ABD Başkanı Donald Trump pazartesi günü İsrail Başbakanı Binyamin Netanyahu'yu Beyaz Saray'da ağırlarken İsrailli yetkililer, ABD'nin arabuluculuğunda Gazze'deki rehinelerin serbest bırakılması ve ateşkesin sağlanması için Filistin İslami Direniş Hareketi (Hamas) ile dolaylı görüşmeler yaptı.

Trump’ı Nobel Barış Ödülü'ne aday gösterdiğini açıklayan Netanyahu, Beyaz Saray'da düzenlenen toplantıda milyarder Cumhuriyetçi Başkan’a ödül komitesine gönderdiği adaylık mektubunun bir kopyasını sundu. Netanyahu, Beyaz Saray'da Trump ile yediği akşam yemeğinde, ABD Başkanı’nın ‘şu anda bir ülkeden diğerine, bir bölgeden diğerine barışı tesis ettiğini’ söyledi. Trump ise sık sık Norveç’teki Nobel Barış Ödülü Komitesi'nin Hindistan ile Pakistan ve Sırbistan ile Kosova arasındaki anlaşmazlıkları çözme çabalarını görmezden gelmesinden şikayet etti.

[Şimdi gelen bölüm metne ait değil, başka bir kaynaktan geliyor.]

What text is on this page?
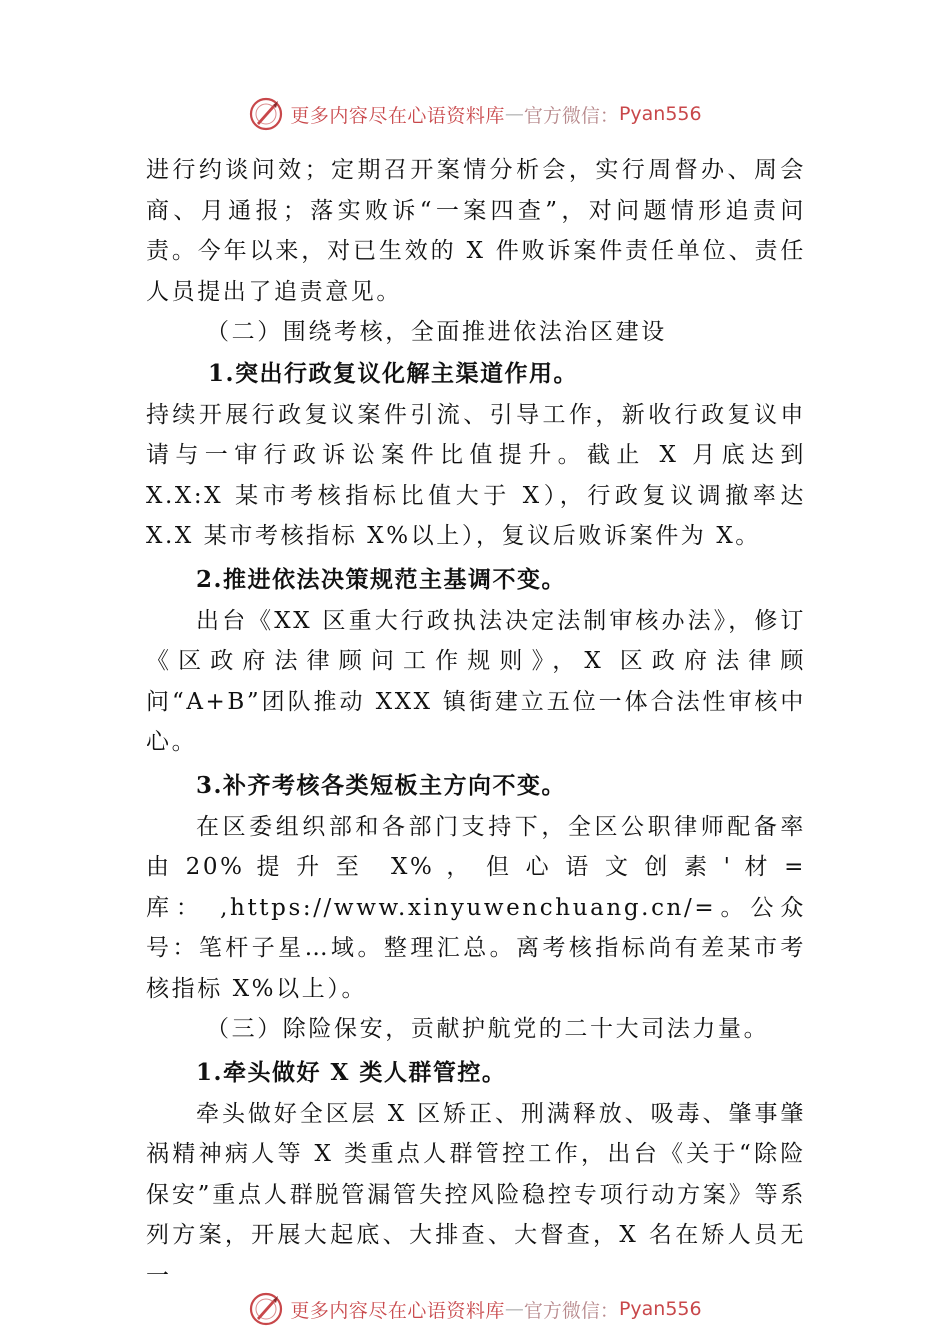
更多内容尽在心语资料库 — 官方微信： Pyan556

进行约谈问效；定期召开案情分析会，实行周督办、周会商、月通报；落实败诉“一案四查”，对问题情形追责问责。今年以来，对已生效的 X 件败诉案件责任单位、责任人员提出了追责意见。

（二）围绕考核，全面推进依法治区建设

1.突出行政复议化解主渠道作用。

持续开展行政复议案件引流、引导工作，新收行政复议申请与一审行政诉讼案件比值提升。截止 X 月底达到 X.X:X 某市考核指标比值大于 X），行政复议调撤率达 X.X 某市考核指标 X%以上），复议后败诉案件为 X。

2.推进依法决策规范主基调不变。

出台《XX 区重大行政执法决定法制审核办法》，修订《区政府法律顾问工作规则》，X 区政府法律顾问“A+B”团队推动 XXX 镇街建立五位一体合法性审核中心。

3.补齐考核各类短板主方向不变。

在区委组织部和各部门支持下，全区公职律师配备率由 20% 提 升 至　X% ， 但 心 语 文 创 素 ' 材 = 库： ,https://www.xinyuwenchuang.cn/=。公众号：笔杆子星…域。整理汇总。离考核指标尚有差某市考核指标 X%以上）。

（三）除险保安，贡献护航党的二十大司法力量。

1.牵头做好 X 类人群管控。

牵头做好全区层 X 区矫正、刑满释放、吸毒、肇事肇祸精神病人等 X 类重点人群管控工作，出台《关于“除险保安”重点人群脱管漏管失控风险稳控专项行动方案》等系列方案，开展大起底、大排查、大督查，X 名在矫人员无一

更多内容尽在心语资料库 — 官方微信： Pyan556
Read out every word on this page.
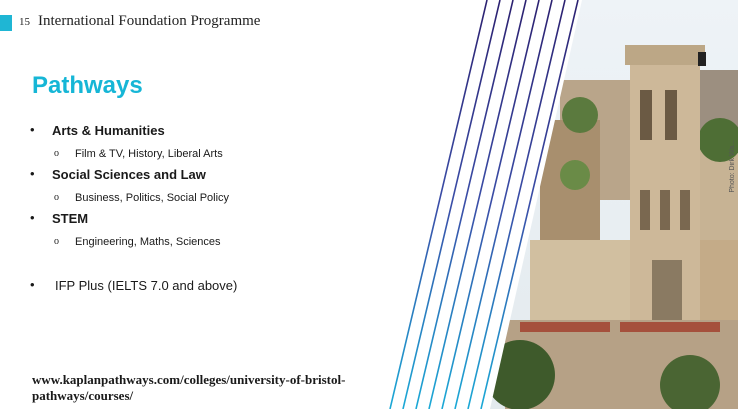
Photo: Dirk Wa...
15 International Foundation Programme
Pathways
• Arts & Humanities
o Film & TV, History, Liberal Arts
• Social Sciences and Law
o Business, Politics, Social Policy
• STEM
o Engineering, Maths, Sciences
• IFP Plus (IELTS 7.0 and above)
www.kaplanpathways.com/colleges/university-of-bristol-
pathways/courses/
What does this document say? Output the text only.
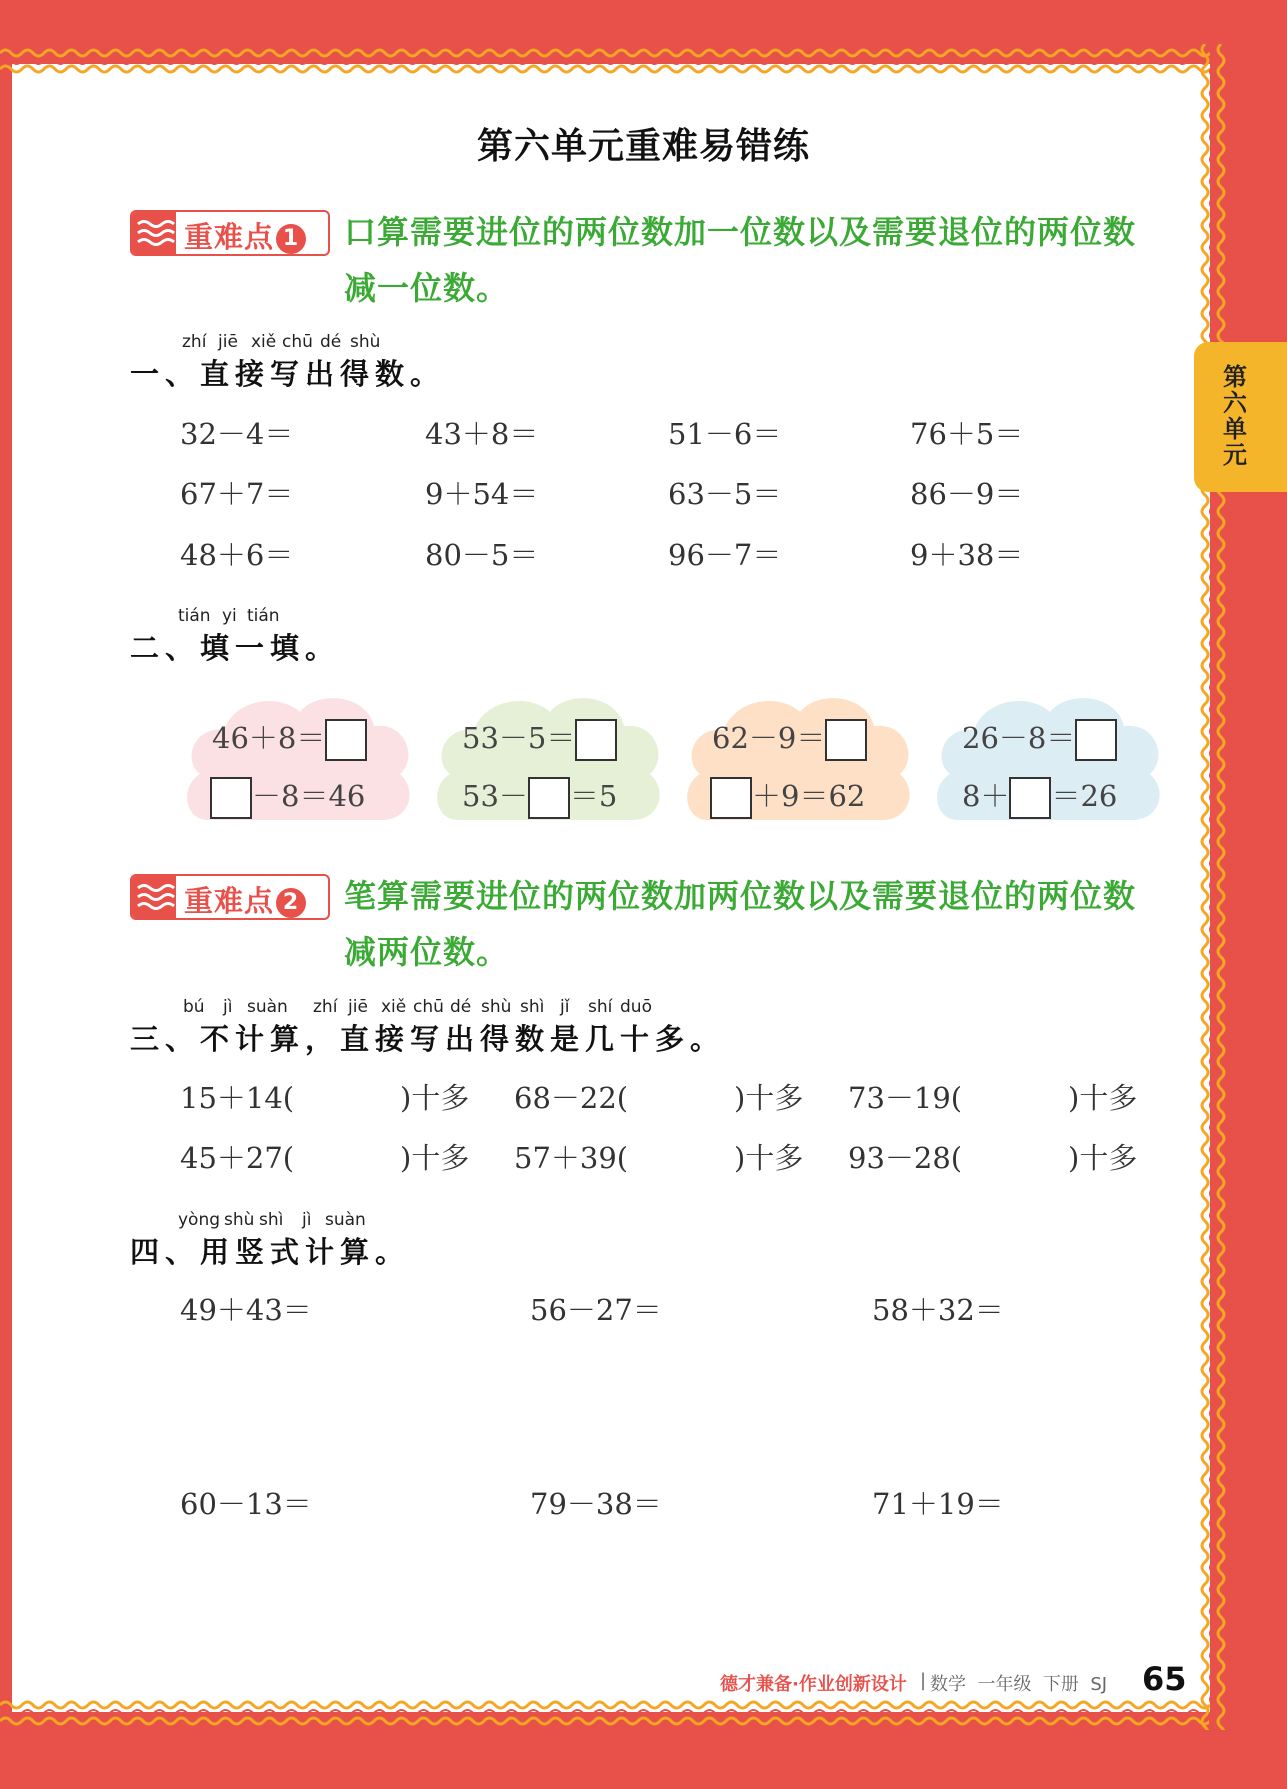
第六单元
第六单元重难易错练
重难点 1 口算需要进位的两位数加一位数以及需要退位的两位数
减一位数。
zhí jiē xiě chū dé shù
一、直接写出得数。
32－4＝	43＋8＝	51－6＝	76＋5＝
67＋7＝	9＋54＝	63－5＝	86－9＝
48＋6＝	80－5＝	96－7＝	9＋38＝
tián yi tián
二、填一填。
46＋8＝
－8＝46
53－5＝
53－ ＝5
62－9＝
＋9＝62
26－8＝
8＋ ＝26
重难点 2 笔算需要进位的两位数加两位数以及需要退位的两位数
减两位数。
bú jì suàn zhí jiē xiě chū dé shù shì jǐ shí duō
三、不计算，直接写出得数是几十多。
15＋14(	)十多 68－22(	)十多 73－19(	)十多
45＋27(	)十多 57＋39(	)十多 93－28(	)十多
yòng shù shì jì suàn
四、用竖式计算。
49＋43＝	56－27＝	58＋32＝
60－13＝	79－38＝	71＋19＝
德才兼备·作业创新设计 | 数学  一年级  下册  SJ 65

Hamas'ın Gazze Şeridi'nde ateşkes sağlanmasını istediğine inandığını belirten Trump, Beyaz Saray'da gazetecilerin İsrail ile Hamas arasında Gazze Şeridi’nde devam eden çatışmaların, taraflar arasında sürmekte olan ateşkes görüşmelerini engelleyip engellemeyeceği sorusuna verdiği yanıtta “Hamas görüşmek ve ateşkes istiyor” dedi.

Öte yandan Filistinlilerle barış istediğini söyleyen Netanyahu, ancak gelecekte kurulacak herhangi bir bağımsız Filistin devletinin İsrail'i yok etmek için bir platform olacağını belirterek, güvenlik konusunda egemenliğin İsrail'in elinde kalması gerektiğini savundu.

Netanyahu, şunları söyledi:

“Filistinlilerin kendilerini yönetmek için tüm yetkilere sahip olmaları gerektiğini düşünüyorum, ancak bizi tehdit edecek hiçbir yetkiye sahip olmamalılar. Bu, genel güvenlik gibi egemenlik yetkilerinin her zaman bizim elimizde kalacağı anlamına geliyor.”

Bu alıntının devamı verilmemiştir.